1. Advanced Budget-Cutting Strategies: Introduction
  2. Budget Tips: Plan for What You Really Make
  3. Budgeting Tips for Essential Fixed Spending
  4. Budgeting for Essential Variable Expenses
  5. Budgeting for Nice-to-Have Expenses
  6. A Budget That Changes as You Do

Once you've set up a budget and worked with it (see our tutorial Budgeting Basics for help) , it's time to think about how you can use your new control over your finances more effectively to reach your goals and take advantage of opportunities.

This tutorial is designed to help you master the finer points of budgeting and really get on top of your income and expenditures. Budgeting for essentials, for example, means recognizing that some are fixed (your monthly cell phone bill or car payment) and some are variable (groceries and the dentist).
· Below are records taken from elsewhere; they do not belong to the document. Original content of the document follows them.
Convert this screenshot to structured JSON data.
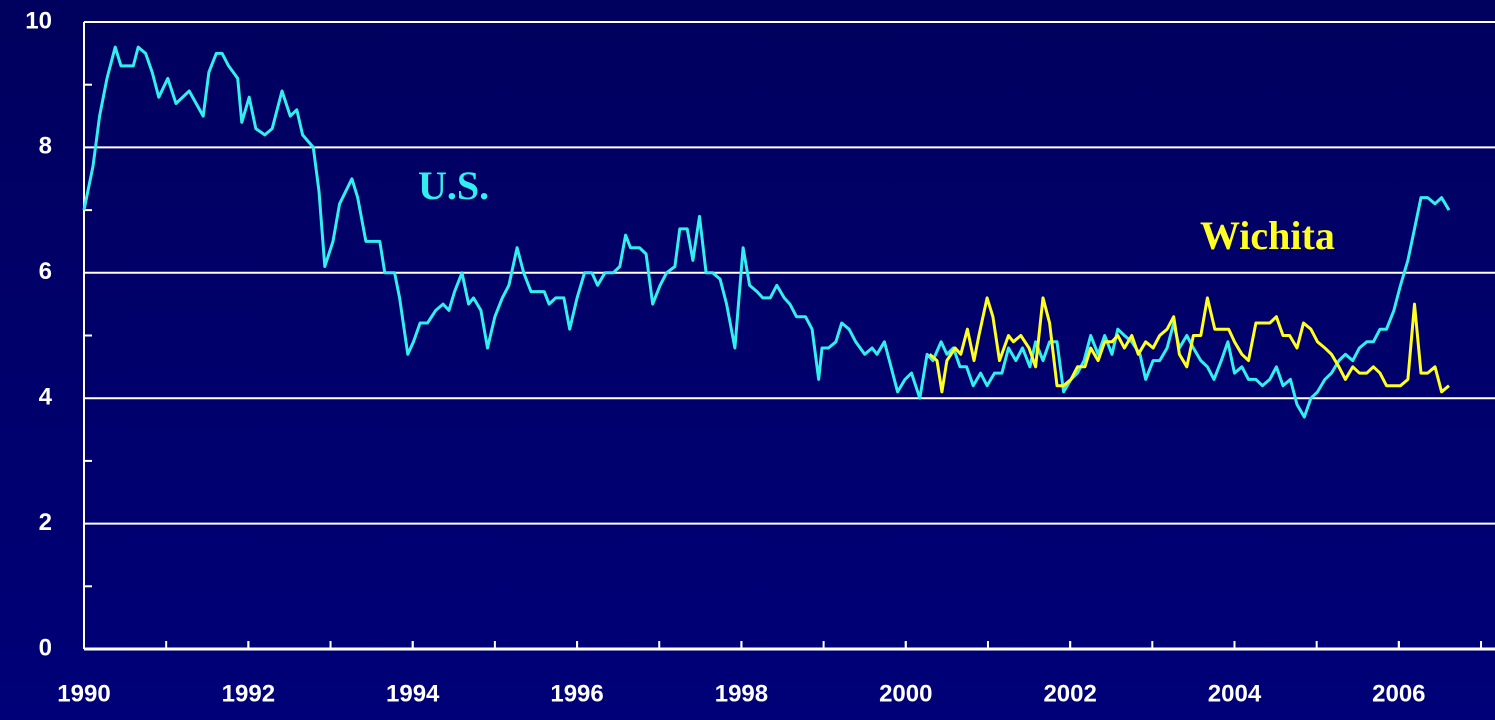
{
  "chart_data": {
    "type": "line",
    "xlim": [
      1990,
      2007.17
    ],
    "ylim": [
      0,
      10
    ],
    "xticks": [
      1990,
      1992,
      1994,
      1996,
      1998,
      2000,
      2002,
      2004,
      2006
    ],
    "yticks": [
      0,
      2,
      4,
      6,
      8,
      10
    ],
    "xminor": [
      1991,
      1992,
      1993,
      1994,
      1995,
      1996,
      1997,
      1998,
      1999,
      2000,
      2001,
      2002,
      2003,
      2004,
      2005,
      2006,
      2007
    ],
    "yminor": [
      1,
      3,
      5,
      7,
      9
    ],
    "grid": true,
    "series": [
      {
        "name": "U.S.",
        "color": "#33eeee",
        "x": [
          1990.0,
          1990.11,
          1990.19,
          1990.28,
          1990.38,
          1990.45,
          1990.6,
          1990.66,
          1990.75,
          1990.83,
          1990.91,
          1991.02,
          1991.12,
          1991.28,
          1991.45,
          1991.52,
          1991.61,
          1991.68,
          1991.76,
          1991.87,
          1991.92,
          1992.01,
          1992.09,
          1992.2,
          1992.29,
          1992.41,
          1992.51,
          1992.59,
          1992.66,
          1992.79,
          1992.86,
          1992.93,
          1993.03,
          1993.11,
          1993.26,
          1993.33,
          1993.43,
          1993.6,
          1993.66,
          1993.78,
          1993.84,
          1993.94,
          1994.01,
          1994.09,
          1994.18,
          1994.28,
          1994.37,
          1994.44,
          1994.51,
          1994.6,
          1994.68,
          1994.74,
          1994.83,
          1994.91,
          1995.0,
          1995.09,
          1995.17,
          1995.27,
          1995.35,
          1995.44,
          1995.6,
          1995.66,
          1995.74,
          1995.84,
          1995.91,
          1996.0,
          1996.09,
          1996.18,
          1996.25,
          1996.34,
          1996.44,
          1996.52,
          1996.59,
          1996.65,
          1996.76,
          1996.84,
          1996.92,
          1997.01,
          1997.09,
          1997.19,
          1997.25,
          1997.34,
          1997.41,
          1997.49,
          1997.57,
          1997.65,
          1997.74,
          1997.82,
          1997.92,
          1998.02,
          1998.1,
          1998.19,
          1998.26,
          1998.35,
          1998.43,
          1998.52,
          1998.59,
          1998.67,
          1998.78,
          1998.86,
          1998.94,
          1998.98,
          1999.06,
          1999.15,
          1999.22,
          1999.31,
          1999.39,
          1999.5,
          1999.59,
          1999.65,
          1999.74,
          1999.82,
          1999.9,
          1999.99,
          2000.07,
          2000.17,
          2000.26,
          2000.33,
          2000.43,
          2000.5,
          2000.58,
          2000.66,
          2000.74,
          2000.82,
          2000.91,
          2000.99,
          2001.08,
          2001.17,
          2001.25,
          2001.34,
          2001.42,
          2001.51,
          2001.58,
          2001.67,
          2001.75,
          2001.84,
          2001.92,
          2002.01,
          2002.09,
          2002.17,
          2002.25,
          2002.34,
          2002.42,
          2002.51,
          2002.58,
          2002.66,
          2002.75,
          2002.85,
          2002.92,
          2003.01,
          2003.09,
          2003.18,
          2003.26,
          2003.33,
          2003.42,
          2003.5,
          2003.59,
          2003.67,
          2003.75,
          2003.84,
          2003.92,
          2004.0,
          2004.09,
          2004.17,
          2004.26,
          2004.34,
          2004.43,
          2004.51,
          2004.59,
          2004.68,
          2004.76,
          2004.85,
          2004.93,
          2005.01,
          2005.1,
          2005.18,
          2005.27,
          2005.35,
          2005.44,
          2005.52,
          2005.61,
          2005.69,
          2005.77,
          2005.85,
          2005.94,
          2006.02,
          2006.11,
          2006.19,
          2006.27,
          2006.35,
          2006.44,
          2006.52,
          2006.61
        ],
        "values": [
          7.0,
          7.7,
          8.5,
          9.1,
          9.6,
          9.3,
          9.3,
          9.6,
          9.5,
          9.2,
          8.8,
          9.1,
          8.7,
          8.9,
          8.5,
          9.2,
          9.5,
          9.5,
          9.3,
          9.1,
          8.4,
          8.8,
          8.3,
          8.2,
          8.3,
          8.9,
          8.5,
          8.6,
          8.2,
          8.0,
          7.3,
          6.1,
          6.5,
          7.1,
          7.5,
          7.2,
          6.5,
          6.5,
          6.0,
          6.0,
          5.6,
          4.7,
          4.9,
          5.2,
          5.2,
          5.4,
          5.5,
          5.4,
          5.7,
          6.0,
          5.5,
          5.6,
          5.4,
          4.8,
          5.3,
          5.6,
          5.8,
          6.4,
          6.0,
          5.7,
          5.7,
          5.5,
          5.6,
          5.6,
          5.1,
          5.6,
          6.0,
          6.0,
          5.8,
          6.0,
          6.0,
          6.1,
          6.6,
          6.4,
          6.4,
          6.3,
          5.5,
          5.8,
          6.0,
          6.1,
          6.7,
          6.7,
          6.2,
          6.9,
          6.0,
          6.0,
          5.9,
          5.5,
          4.8,
          6.4,
          5.8,
          5.7,
          5.6,
          5.6,
          5.8,
          5.6,
          5.5,
          5.3,
          5.3,
          5.1,
          4.3,
          4.8,
          4.8,
          4.9,
          5.2,
          5.1,
          4.9,
          4.7,
          4.8,
          4.7,
          4.9,
          4.5,
          4.1,
          4.3,
          4.4,
          4.0,
          4.7,
          4.6,
          4.9,
          4.7,
          4.8,
          4.5,
          4.5,
          4.2,
          4.4,
          4.2,
          4.4,
          4.4,
          4.8,
          4.6,
          4.8,
          4.5,
          4.9,
          4.6,
          4.9,
          4.9,
          4.1,
          4.3,
          4.4,
          4.6,
          5.0,
          4.7,
          5.0,
          4.7,
          5.1,
          5.0,
          4.9,
          4.7,
          4.3,
          4.6,
          4.6,
          4.8,
          5.2,
          4.8,
          5.0,
          4.8,
          4.6,
          4.5,
          4.3,
          4.6,
          4.9,
          4.4,
          4.5,
          4.3,
          4.3,
          4.2,
          4.3,
          4.5,
          4.2,
          4.3,
          3.9,
          3.7,
          4.0,
          4.1,
          4.3,
          4.4,
          4.6,
          4.7,
          4.6,
          4.8,
          4.9,
          4.9,
          5.1,
          5.1,
          5.4,
          5.8,
          6.2,
          6.7,
          7.2,
          7.2,
          7.1,
          7.2,
          7.0
        ]
      },
      {
        "name": "Wichita",
        "color": "#ffff22",
        "x": [
          2000.29,
          2000.38,
          2000.44,
          2000.5,
          2000.6,
          2000.67,
          2000.75,
          2000.83,
          2000.89,
          2000.99,
          2001.06,
          2001.14,
          2001.25,
          2001.31,
          2001.4,
          2001.5,
          2001.58,
          2001.67,
          2001.75,
          2001.84,
          2001.92,
          2002.01,
          2002.09,
          2002.18,
          2002.25,
          2002.34,
          2002.42,
          2002.51,
          2002.58,
          2002.66,
          2002.75,
          2002.83,
          2002.92,
          2003.01,
          2003.09,
          2003.18,
          2003.26,
          2003.33,
          2003.42,
          2003.5,
          2003.59,
          2003.67,
          2003.76,
          2003.84,
          2003.93,
          2004.0,
          2004.09,
          2004.17,
          2004.26,
          2004.34,
          2004.43,
          2004.51,
          2004.59,
          2004.67,
          2004.76,
          2004.84,
          2004.93,
          2005.01,
          2005.1,
          2005.18,
          2005.27,
          2005.35,
          2005.44,
          2005.52,
          2005.61,
          2005.69,
          2005.77,
          2005.85,
          2005.94,
          2006.02,
          2006.11,
          2006.19,
          2006.27,
          2006.35,
          2006.44,
          2006.52,
          2006.61
        ],
        "values": [
          4.7,
          4.6,
          4.1,
          4.6,
          4.8,
          4.7,
          5.1,
          4.6,
          5.0,
          5.6,
          5.3,
          4.6,
          5.0,
          4.9,
          5.0,
          4.8,
          4.5,
          5.6,
          5.2,
          4.2,
          4.2,
          4.3,
          4.5,
          4.5,
          4.8,
          4.6,
          4.9,
          4.9,
          5.0,
          4.8,
          5.0,
          4.7,
          4.9,
          4.8,
          5.0,
          5.1,
          5.3,
          4.7,
          4.5,
          5.0,
          5.0,
          5.6,
          5.1,
          5.1,
          5.1,
          4.9,
          4.7,
          4.6,
          5.2,
          5.2,
          5.2,
          5.3,
          5.0,
          5.0,
          4.8,
          5.2,
          5.1,
          4.9,
          4.8,
          4.7,
          4.5,
          4.3,
          4.5,
          4.4,
          4.4,
          4.5,
          4.4,
          4.2,
          4.2,
          4.2,
          4.3,
          5.5,
          4.4,
          4.4,
          4.5,
          4.1,
          4.2
        ]
      }
    ]
  }
}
Then there are the nice-to-haves like clothes and travel that aren't essential at all.

Smart budgeting also means understanding after-tax income and other concepts that shape your finances. There's also information on how you can shape your budget to take advantage of positive developments like a raise or promotion; rethink it when you lose a big expense (you pay off your student loan or your last child graduates from college); and handle the financial blowback of life's inevitable down periods. 

Think of this stage of the process as a kind of budget boot camp because it's about facing up to the tough questions and crunching a whole lot of numbers. At least these are the kinds of crunches you can do sitting down at your desk.